Like all of his work, No Offence zips along with infectious energy and some great jokes. At this stage, however, the cops themselves do seem more recognisable as Paul Abbott characters than as policemen, rather as if the kind of people he usually writes about had unaccountably found themselves running a nick — or a Spectator competition had asked for a parody of a crime show as Abbott might have written it. The result is a programme that somehow manages to be hugely entertaining and wildly unconvincing at the same time.
The other big drama of the week was BBC1’s The C-Word (Sunday), a 90-minute adaptation of the blog and later the book by Lisa Lynch, who was diagnosed with breast cancer in 2008 aged 28. It began with a quick montage of Happier Times, featuring a playful Lisa swinging her bag around in the carefree way of a woman in a 1970s perfume ad. But it wasn’t long before she’d found a lump and been diagnosed with a cancer serious enough for an immediate mastectomy and course of chemotherapy.
A journalist by trade, she began her blog with the noble aim of ‘telling it like it is’, reserving particular scorn for such platitudes as ‘everything happens for a reason’ — and even that ‘cancer is a gift’. She could also be very funny about the positive attitudes that she was supposed to have, including the idea that getting a wig after going bald ‘lets you try out different identities in the bedroom’.

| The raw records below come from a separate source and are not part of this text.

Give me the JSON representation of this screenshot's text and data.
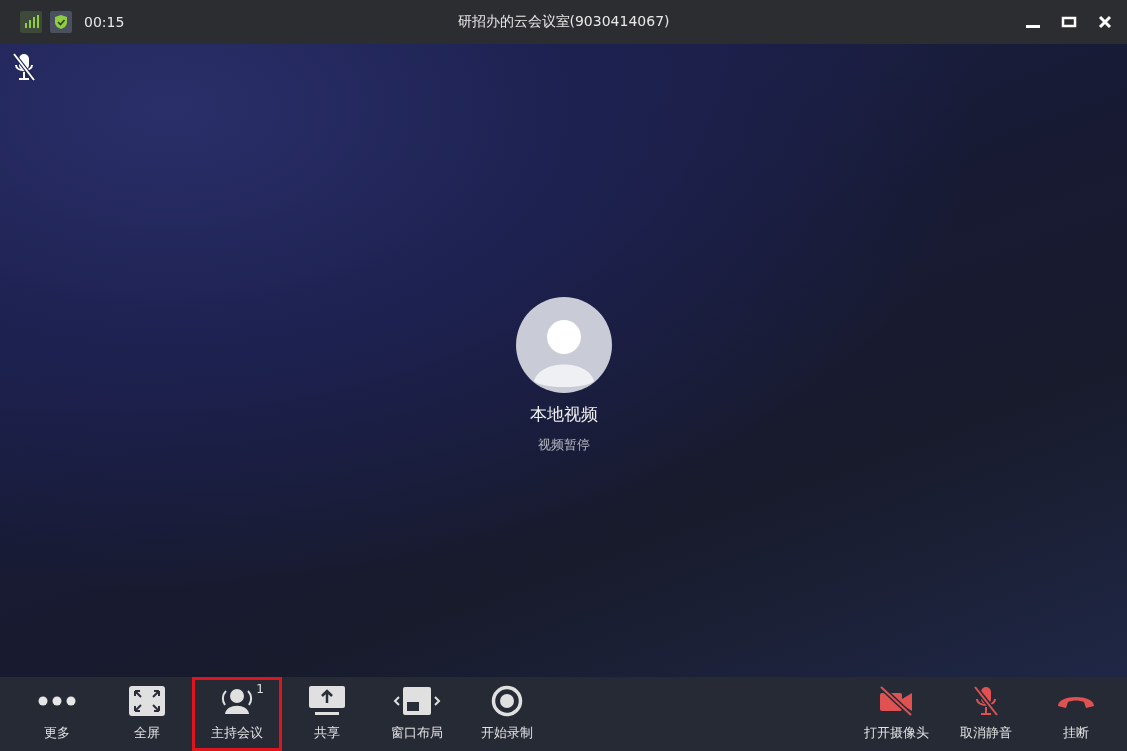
{
  "status": {
    "time": "00:15"
  },
  "window": {
    "title": "研招办的云会议室(9030414067)"
  },
  "self_mic_muted": true,
  "participant": {
    "name": "本地视频",
    "status": "视频暂停"
  },
  "toolbar_left": [
    {
      "kind": "more",
      "label": "更多",
      "highlighted": false
    },
    {
      "kind": "fullscreen",
      "label": "全屏",
      "highlighted": false
    },
    {
      "kind": "host",
      "label": "主持会议",
      "badge": "1",
      "highlighted": true
    },
    {
      "kind": "share",
      "label": "共享",
      "highlighted": false
    },
    {
      "kind": "layout",
      "label": "窗口布局",
      "highlighted": false
    },
    {
      "kind": "record",
      "label": "开始录制",
      "highlighted": false
    }
  ],
  "toolbar_right": [
    {
      "kind": "camera-off",
      "label": "打开摄像头",
      "highlighted": false
    },
    {
      "kind": "mic-off",
      "label": "取消静音",
      "highlighted": false
    },
    {
      "kind": "hangup",
      "label": "挂断",
      "highlighted": false
    }
  ]
}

As an obviously deserved tribute, The C-Word worked beautifully. Sheridan Smith’s brilliantly naturalistic central performance traced every one of Lisa’s shifting moods, from defiance to despair — and all points in between — without ever showing off or losing sight of the woman’s essential charisma. The supporting cast was terrific too, especially Paul Nicholls as her unfailingly loving husband Pete.

As a drama, though, it did perhaps have one problem. Nicole Taylor’s script definitely invited us to applaud Lisa’s desire that what she wrote should be true rather than uplifting. Yet the programme itself found it increasingly difficult to live up to the same ideal. While the first hour or so was powerfully unsparing, the final section — once the treatment had failed — clearly decided to accentuate the heartwarming. Admittedly, as cop-outs go, I can’t immediately think of a more understandable one. Even so, it did mean that the programme ended on a rare false note, with the celebratory tone feeling, if not exactly unearned, then just a bit too pat after all that had gone before.